Prediction Models of Obstructive Sleep Apnea in Pregnancy: A Systematic Review and Meta-Analysis of Model Performance

Diagnostics (Basel). 2021 Jun 15;11(6):1097. doi: 10.3390/diagnostics11061097.

Abstract

Background: Gestational obstructive sleep apnea (OSA) is associated with adverse maternal and fetal outcomes. Timely diagnosis and treatment are crucial to improve pregnancy outcomes. Conventional OSA screening questionnaires are less accurate, and various prediction models have been studied specifically during pregnancy.

Methods: A systematic review and meta-analysis were performed for multivariable prediction models of both development and validation involving diagnosis of OSA during pregnancy.

Results: Of 1262 articles, only 6 studies (3713 participants) met the inclusion criteria and were included for review. All studies showed high risk of bias for the construct of models. The pooled C-statistics (95%CI) for development prediction models was 0.817 (0.783, 0850), I2 = 97.81 and 0.855 (0.822, 0.887), I2 = 98.06 for the first and second-third trimesters, respectively. Only multivariable apnea prediction (MVAP), and Facco models were externally validated with pooled C-statistics (95%CI) of 0.743 (0.688, 0.798), I2 = 95.84, and 0.791 (0.767, 0.815), I2 = 77.34, respectively. The most common predictors in the models were body mass index, age, and snoring, none included hypersomnolence.

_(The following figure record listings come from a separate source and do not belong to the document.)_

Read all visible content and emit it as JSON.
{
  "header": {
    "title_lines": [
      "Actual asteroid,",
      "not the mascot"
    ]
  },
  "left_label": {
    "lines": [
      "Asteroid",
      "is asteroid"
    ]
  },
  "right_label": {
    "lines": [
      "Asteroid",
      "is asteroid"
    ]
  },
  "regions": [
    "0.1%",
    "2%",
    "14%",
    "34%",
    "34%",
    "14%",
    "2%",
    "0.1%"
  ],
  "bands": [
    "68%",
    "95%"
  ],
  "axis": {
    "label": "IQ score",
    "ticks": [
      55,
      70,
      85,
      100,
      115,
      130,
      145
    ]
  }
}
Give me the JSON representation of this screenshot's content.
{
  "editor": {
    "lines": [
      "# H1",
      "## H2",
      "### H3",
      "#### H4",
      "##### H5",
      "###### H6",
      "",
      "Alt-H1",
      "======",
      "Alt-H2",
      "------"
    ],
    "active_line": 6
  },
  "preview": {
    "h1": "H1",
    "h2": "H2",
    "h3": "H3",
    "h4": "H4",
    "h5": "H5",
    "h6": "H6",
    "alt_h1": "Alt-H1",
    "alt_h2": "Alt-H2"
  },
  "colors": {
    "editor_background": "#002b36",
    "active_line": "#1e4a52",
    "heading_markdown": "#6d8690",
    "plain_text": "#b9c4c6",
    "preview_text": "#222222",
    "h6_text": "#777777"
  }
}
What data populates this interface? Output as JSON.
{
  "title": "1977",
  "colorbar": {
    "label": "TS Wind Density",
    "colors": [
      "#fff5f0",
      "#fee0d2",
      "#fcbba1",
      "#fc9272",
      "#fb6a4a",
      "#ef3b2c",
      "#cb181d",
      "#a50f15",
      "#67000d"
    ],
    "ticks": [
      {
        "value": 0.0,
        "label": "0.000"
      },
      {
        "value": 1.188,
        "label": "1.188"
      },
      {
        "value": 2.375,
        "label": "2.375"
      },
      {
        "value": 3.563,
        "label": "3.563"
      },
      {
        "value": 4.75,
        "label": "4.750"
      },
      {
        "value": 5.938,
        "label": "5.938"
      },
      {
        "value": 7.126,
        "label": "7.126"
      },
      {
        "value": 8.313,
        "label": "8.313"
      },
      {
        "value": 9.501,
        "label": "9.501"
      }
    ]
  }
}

Conclusions: Prediction models for gestational OSA showed good performance during early and late trimesters. A high level of heterogeneity and few external validations were found indicating limitation for generalizability and the need for further studies.

Keywords: gestational obstructive sleep apnea; prediction model; systematic review and meta-analysis.